Изменить стиль страницы

— Хлебнем? — сказал Шелута, вынимая из-за пазухи бутылку.

— Нет. Не могу.

— Слабак. Конфетки кушай, ладно.

Мы шли по мосту через речку Вал. Берега подтаяли, выступила желтая вода, и нартовая дорога вдоль русла приподнялась, след от полозьев был похож на ледяные рельсы. Слева за сугробом пряталась избушка-зимовье, туда вела тропинка. Вошли передохнуть. На нарах твердым пластом лежало сено, из печурки пахло отсыревшей золой, стекло в маленьком окошке было прострелено из берданки — дырка аккуратная, почти без усиков трещин.

— Дружок один пальнул. — Шелута взял со стола консервную банку, спустился к речке, принес желтой воды. — Выпьешь? — подвинул бутылку. — Правильно, зачем добро портить. А я напьюсь.
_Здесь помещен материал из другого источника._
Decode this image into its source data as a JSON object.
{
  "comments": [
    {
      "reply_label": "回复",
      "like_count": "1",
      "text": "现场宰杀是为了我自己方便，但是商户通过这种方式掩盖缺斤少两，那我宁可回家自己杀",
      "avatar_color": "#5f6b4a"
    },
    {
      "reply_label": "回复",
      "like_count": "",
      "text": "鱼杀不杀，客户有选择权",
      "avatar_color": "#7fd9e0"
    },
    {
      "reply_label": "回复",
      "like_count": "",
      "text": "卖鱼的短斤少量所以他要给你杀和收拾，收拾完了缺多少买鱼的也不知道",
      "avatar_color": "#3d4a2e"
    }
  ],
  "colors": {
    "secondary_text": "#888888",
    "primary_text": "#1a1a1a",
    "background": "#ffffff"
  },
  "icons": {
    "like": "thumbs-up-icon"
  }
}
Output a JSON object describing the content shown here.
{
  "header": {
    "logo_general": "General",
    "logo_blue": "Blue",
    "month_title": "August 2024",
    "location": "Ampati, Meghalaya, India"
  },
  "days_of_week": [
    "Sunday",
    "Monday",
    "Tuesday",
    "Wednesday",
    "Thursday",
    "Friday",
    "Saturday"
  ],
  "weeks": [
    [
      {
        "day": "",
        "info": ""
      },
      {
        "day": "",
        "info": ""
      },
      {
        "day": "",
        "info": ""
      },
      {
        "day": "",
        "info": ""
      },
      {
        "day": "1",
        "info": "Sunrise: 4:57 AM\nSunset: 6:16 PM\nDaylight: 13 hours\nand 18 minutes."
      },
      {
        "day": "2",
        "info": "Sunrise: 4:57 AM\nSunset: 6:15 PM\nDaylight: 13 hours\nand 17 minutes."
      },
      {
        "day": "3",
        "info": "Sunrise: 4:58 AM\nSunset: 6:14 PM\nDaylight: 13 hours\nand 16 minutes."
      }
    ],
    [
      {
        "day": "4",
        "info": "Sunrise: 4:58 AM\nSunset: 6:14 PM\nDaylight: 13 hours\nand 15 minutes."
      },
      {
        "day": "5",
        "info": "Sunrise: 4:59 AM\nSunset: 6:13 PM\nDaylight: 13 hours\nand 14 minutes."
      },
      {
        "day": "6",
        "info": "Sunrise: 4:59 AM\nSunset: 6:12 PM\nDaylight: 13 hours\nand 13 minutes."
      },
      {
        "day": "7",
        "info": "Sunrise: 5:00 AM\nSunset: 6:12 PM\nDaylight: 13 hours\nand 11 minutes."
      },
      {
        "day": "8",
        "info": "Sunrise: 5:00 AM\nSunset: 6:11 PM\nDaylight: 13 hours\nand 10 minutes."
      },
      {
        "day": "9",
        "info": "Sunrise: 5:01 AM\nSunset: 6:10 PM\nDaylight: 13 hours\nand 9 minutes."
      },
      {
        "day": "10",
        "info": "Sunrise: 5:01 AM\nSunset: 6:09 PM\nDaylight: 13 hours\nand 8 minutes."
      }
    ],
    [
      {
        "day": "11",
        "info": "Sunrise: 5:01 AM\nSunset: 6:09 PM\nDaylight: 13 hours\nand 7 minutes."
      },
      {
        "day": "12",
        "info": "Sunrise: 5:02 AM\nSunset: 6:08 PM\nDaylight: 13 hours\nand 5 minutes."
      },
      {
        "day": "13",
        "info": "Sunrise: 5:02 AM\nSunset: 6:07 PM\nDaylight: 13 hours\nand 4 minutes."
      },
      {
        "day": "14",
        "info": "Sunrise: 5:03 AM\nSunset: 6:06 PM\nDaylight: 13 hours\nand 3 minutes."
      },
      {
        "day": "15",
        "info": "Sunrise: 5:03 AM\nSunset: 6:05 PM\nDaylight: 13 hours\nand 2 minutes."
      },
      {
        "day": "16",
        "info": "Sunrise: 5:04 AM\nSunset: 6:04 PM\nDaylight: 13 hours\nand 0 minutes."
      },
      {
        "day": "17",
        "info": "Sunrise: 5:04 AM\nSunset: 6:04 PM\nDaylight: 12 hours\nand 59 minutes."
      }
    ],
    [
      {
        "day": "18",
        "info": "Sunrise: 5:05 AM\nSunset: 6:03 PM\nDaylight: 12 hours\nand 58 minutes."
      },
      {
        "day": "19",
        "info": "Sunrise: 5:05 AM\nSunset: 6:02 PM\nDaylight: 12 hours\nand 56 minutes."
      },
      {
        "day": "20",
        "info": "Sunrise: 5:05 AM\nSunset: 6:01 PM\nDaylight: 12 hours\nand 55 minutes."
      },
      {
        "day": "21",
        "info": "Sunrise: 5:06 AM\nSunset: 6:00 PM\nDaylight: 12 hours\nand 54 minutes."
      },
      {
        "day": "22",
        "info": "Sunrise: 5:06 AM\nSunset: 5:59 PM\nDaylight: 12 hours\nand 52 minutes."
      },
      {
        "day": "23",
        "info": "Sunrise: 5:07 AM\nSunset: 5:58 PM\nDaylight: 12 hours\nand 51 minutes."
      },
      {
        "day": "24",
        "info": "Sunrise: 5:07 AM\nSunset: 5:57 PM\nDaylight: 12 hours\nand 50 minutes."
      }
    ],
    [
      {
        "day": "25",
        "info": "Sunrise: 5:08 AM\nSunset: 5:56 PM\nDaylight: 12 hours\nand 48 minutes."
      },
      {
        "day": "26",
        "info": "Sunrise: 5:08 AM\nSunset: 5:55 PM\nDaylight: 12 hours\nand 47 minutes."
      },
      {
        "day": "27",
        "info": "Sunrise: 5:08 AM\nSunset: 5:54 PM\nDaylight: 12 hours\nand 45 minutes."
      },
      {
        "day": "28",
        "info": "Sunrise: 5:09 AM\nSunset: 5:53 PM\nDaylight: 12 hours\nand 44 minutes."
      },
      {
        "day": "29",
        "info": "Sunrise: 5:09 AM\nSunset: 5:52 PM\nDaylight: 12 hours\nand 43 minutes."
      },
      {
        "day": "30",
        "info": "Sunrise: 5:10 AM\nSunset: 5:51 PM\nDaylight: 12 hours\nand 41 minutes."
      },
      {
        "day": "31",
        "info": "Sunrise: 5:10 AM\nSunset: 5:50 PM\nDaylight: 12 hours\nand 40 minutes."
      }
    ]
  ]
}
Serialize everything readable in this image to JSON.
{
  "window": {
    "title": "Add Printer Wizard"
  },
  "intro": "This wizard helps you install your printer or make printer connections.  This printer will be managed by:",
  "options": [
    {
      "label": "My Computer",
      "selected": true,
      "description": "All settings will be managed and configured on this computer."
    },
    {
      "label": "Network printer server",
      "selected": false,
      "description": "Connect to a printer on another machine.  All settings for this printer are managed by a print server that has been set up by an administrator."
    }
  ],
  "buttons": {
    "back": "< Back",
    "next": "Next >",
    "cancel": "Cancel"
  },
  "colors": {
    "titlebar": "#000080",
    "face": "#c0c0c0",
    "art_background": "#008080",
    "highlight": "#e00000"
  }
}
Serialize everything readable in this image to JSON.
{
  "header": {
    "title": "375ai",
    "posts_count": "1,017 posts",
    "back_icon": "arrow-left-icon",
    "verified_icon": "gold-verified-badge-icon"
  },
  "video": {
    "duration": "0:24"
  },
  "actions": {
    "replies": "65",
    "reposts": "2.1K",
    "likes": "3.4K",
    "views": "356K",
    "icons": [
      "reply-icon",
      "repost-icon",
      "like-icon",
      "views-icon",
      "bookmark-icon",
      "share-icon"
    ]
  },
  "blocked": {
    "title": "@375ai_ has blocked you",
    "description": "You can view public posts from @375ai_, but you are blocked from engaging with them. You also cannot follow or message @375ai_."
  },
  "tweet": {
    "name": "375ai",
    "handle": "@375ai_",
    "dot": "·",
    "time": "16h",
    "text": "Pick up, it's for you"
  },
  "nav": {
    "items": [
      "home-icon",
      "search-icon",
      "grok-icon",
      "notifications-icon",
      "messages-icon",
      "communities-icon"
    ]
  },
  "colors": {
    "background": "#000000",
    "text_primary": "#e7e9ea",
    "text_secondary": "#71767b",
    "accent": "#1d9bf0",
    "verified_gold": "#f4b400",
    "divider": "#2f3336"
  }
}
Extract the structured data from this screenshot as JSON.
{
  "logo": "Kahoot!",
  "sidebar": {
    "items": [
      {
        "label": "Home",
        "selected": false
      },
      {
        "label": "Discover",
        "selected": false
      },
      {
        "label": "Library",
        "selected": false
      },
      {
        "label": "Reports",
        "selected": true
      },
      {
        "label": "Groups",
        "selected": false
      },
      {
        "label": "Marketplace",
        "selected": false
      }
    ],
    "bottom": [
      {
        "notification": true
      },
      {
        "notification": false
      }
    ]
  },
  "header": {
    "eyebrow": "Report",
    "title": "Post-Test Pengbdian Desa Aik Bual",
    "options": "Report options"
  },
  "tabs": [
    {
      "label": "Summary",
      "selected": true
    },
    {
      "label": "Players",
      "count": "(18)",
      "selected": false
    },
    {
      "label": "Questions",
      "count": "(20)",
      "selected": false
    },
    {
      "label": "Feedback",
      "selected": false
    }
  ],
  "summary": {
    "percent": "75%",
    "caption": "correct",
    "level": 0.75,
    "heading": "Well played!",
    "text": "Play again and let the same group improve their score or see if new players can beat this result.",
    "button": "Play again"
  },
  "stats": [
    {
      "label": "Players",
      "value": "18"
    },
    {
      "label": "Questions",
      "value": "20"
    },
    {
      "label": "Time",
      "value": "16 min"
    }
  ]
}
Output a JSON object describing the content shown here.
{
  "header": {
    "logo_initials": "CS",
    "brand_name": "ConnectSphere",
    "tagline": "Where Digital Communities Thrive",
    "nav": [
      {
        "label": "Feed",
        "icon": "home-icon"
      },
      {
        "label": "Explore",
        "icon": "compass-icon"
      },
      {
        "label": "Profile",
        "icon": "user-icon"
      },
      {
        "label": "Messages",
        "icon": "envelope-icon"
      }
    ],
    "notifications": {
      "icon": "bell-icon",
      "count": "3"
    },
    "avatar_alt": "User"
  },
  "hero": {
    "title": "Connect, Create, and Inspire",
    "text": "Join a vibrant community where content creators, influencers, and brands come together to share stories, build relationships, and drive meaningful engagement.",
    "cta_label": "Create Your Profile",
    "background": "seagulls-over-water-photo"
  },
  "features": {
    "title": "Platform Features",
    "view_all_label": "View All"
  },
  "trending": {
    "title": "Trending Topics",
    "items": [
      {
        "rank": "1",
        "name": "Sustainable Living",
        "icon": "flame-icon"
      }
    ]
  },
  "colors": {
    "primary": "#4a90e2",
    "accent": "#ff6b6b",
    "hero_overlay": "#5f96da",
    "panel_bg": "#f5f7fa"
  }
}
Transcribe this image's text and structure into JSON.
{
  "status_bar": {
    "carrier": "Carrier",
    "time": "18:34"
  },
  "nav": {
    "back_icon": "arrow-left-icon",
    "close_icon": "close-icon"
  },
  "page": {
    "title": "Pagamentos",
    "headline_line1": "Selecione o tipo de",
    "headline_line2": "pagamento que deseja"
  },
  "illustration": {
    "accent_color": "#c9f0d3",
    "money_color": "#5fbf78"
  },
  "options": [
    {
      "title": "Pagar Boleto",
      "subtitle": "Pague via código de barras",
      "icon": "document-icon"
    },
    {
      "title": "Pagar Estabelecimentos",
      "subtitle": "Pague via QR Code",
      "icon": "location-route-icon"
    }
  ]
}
Можно?

— Дело твое.

— Правильно, мое. Каждому свое. Тебе бы дома сидеть, а? Народ тут какой? Дикий. Обидеть могут. — Он засмеялся сам себе и выпил, уважительно кивнув себе.

— Обидеть, Шелута, везде могут.

— Ну, там, в ресторанчиках, вас милиция оберегает.

— Всех оберегает.

— Нет. Нас нет. Мы тут каждый сам по себе. Мы — Север.

Он опять засмеялся своему хорошему настроению.

До станции шли медленно, Шелута часто останавливался, придерживал меня и рассказывал о своей жизни, о том, какой он есть человек. Получалось — такой, как и говорили о нем, в точности. До мелочей. Даже прыжок в сугроб с вертолета — правда. Было это 13 декабря («Во, а говорят, число невезучее!») позапрошлого года, тушить горевший угольный пласт летали. Прыгнул раньше времени, до земли метров сто оставалось. Даже физиономии не поцарапал, как в пух погрузился. Ребята повозились потом, откапывая.

В домике станции было пусто, нетоплено. После мартовских буранов, заносов поезда ходили редко, да и то лишь со снегоочистителями. На скамейке в углу дремал единственный пассажир — небритый мужчина в стеганке, с потухшей папиросой. Шелута растолкал его, поздоровался. Мужик не хотел никого знать, упрямо клонил голову, но вдруг ожил, завеселел, поняв, что его приглашают не печь топить, а выпить.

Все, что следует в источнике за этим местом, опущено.